To halt the AI project would be a profound mistake — not
least because most of the opposition to data centers is born of superstition,
short-termism, and, in some quarters, good old-fashioned mendacity.
It is true that AI data centers consume enormous amounts
of electricity, and that this can lead to brief spikes in the cost of that
electricity. It is not true, however, that this problem tends to last for a
long time. Historically, electricity markets have responded to sustained and
predictable demand by expanding generation and transmission capacity, improving
efficiency, and, ultimately, lowering prices for everyone. We saw such a
pattern accompany earlier waves of industrial expansion — including electrification,
suburbanization, air conditioning, telecommunications, and the growth of the
internet — and there is no reason to assume that it will not obtain here.
It is not true that AI data centers consume
enormous amounts of water. This is a pernicious myth that has been spread by
left-wing activists who have confused the amount of water that data centers
push through their closed-loop cooling systems — systems, that is, in which the
same water is circulated and reused repeatedly — with the amount of water that
would be needed by a factory that required a constant fresh supply. Despite the
specific scaremongering of such activists, it is indisputably the case that a
whole host of other ordinary and typically unquestioned activities consume far
more water than AI data centers, including the maintenance of golf courses, the
irrigation of suburban lawns, the farming of cattle, the cultivation of
almonds, and the running of breweries. Yes, data centers use water. All
industrial activity does. But, relative to the economic value they produce,
this usage is tiny.
As for the bizarre claims about data centers “humming” in
ways that distress nearby residents or livestock? Insofar as this is true, it
is a zoning problem similar to any other. Large industrial facilities generate
noise — especially if they are badly designed or improperly buffered — but
there is no evidence that data centers pose any more of a threat in this regard
than highways, factories, airports, substations, rail lines, or any other of
the facilities that make a modern nation work. For the last couple of decades,
American voters have insisted that they wish to bring manufacturing back to the
United States. How peculiar it would be for those same voters to reject it when
it arrived because, in the flesh, it looked insufficiently Ruritanian.

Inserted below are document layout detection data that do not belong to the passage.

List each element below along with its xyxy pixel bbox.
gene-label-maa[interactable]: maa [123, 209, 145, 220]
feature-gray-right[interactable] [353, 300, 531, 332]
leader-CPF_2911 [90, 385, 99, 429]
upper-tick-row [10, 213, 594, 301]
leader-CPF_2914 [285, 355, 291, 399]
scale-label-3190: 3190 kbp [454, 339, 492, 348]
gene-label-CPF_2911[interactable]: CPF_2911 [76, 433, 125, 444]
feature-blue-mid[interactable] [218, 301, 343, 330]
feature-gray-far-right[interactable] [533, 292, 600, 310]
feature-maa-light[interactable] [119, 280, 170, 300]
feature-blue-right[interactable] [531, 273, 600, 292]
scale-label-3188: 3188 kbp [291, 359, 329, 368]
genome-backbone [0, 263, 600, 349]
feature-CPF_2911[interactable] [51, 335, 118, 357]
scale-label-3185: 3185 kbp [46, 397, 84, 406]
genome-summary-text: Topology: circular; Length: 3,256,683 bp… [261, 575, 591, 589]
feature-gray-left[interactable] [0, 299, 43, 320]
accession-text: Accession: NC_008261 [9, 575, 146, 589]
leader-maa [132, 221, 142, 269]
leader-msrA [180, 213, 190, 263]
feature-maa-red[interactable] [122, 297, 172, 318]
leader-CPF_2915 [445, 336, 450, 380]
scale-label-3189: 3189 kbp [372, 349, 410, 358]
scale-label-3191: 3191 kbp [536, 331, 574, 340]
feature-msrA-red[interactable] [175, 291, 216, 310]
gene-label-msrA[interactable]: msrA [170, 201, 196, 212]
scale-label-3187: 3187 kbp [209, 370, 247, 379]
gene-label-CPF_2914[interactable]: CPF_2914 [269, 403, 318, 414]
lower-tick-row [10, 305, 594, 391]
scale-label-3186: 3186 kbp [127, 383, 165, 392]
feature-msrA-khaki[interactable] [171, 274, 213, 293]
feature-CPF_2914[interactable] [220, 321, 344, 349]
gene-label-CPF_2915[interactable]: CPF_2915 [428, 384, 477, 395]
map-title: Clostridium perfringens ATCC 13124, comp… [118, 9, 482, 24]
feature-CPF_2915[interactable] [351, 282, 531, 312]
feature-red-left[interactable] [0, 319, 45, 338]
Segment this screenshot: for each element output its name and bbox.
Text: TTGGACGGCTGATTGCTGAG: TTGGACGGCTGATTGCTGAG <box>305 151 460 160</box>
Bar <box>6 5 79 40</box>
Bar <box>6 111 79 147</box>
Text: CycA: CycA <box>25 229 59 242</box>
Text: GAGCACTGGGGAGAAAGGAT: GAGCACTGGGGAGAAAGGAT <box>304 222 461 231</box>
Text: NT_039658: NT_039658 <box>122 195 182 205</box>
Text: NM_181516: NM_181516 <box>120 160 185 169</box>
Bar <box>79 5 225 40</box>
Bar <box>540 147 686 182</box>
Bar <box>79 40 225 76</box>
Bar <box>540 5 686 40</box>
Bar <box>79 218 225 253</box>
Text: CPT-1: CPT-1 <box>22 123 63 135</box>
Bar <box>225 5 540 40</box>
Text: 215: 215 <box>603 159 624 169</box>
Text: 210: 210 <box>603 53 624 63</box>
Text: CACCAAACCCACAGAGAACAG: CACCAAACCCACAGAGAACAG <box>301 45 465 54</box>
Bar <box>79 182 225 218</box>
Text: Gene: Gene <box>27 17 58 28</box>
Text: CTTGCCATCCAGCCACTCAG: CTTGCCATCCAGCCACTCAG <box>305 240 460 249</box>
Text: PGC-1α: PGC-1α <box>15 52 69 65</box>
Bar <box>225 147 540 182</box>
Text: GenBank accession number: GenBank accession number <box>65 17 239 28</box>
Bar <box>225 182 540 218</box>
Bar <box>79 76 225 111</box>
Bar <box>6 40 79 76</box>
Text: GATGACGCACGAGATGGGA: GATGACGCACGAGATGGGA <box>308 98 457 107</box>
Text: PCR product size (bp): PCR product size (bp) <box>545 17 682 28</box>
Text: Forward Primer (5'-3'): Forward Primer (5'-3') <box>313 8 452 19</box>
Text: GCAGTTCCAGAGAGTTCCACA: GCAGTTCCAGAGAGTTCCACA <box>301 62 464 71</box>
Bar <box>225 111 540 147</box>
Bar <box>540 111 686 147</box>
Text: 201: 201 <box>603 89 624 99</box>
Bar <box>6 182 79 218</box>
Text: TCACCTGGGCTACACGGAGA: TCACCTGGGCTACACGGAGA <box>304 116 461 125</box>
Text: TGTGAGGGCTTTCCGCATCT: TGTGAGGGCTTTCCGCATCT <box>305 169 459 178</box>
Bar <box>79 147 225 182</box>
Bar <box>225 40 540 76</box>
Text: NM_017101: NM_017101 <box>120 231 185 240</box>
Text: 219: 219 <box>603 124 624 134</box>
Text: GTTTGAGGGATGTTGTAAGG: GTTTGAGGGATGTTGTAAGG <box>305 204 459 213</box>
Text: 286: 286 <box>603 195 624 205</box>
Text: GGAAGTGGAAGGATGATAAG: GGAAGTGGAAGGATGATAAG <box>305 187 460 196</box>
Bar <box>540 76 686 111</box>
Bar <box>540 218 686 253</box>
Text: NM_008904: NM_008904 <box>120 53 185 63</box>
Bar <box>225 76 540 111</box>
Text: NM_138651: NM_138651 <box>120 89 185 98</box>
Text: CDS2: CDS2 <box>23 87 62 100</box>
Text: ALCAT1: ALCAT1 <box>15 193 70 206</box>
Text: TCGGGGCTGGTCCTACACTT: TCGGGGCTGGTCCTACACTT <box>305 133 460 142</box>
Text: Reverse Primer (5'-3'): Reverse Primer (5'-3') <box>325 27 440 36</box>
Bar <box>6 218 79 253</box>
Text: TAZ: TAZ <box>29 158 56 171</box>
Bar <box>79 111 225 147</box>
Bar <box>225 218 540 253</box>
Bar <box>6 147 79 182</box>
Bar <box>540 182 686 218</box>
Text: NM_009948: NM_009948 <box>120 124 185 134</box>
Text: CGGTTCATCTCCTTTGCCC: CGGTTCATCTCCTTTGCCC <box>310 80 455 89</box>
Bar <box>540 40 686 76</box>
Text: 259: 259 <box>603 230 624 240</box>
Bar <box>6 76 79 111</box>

Since at least the outset of the Cold War, the United
States has maintained an unparalleled technological advantage over its
geopolitical rivals that, in conjunction with its unique constitutional system,
has helped turn it into the world’s preeminent economic and military power.
Information technology is the currency of the future, and, if it wishes to
control that future, the United States must stay ahead of the pack. To
paraphrase Mrs. Thatcher, this is not the time to go wobbly.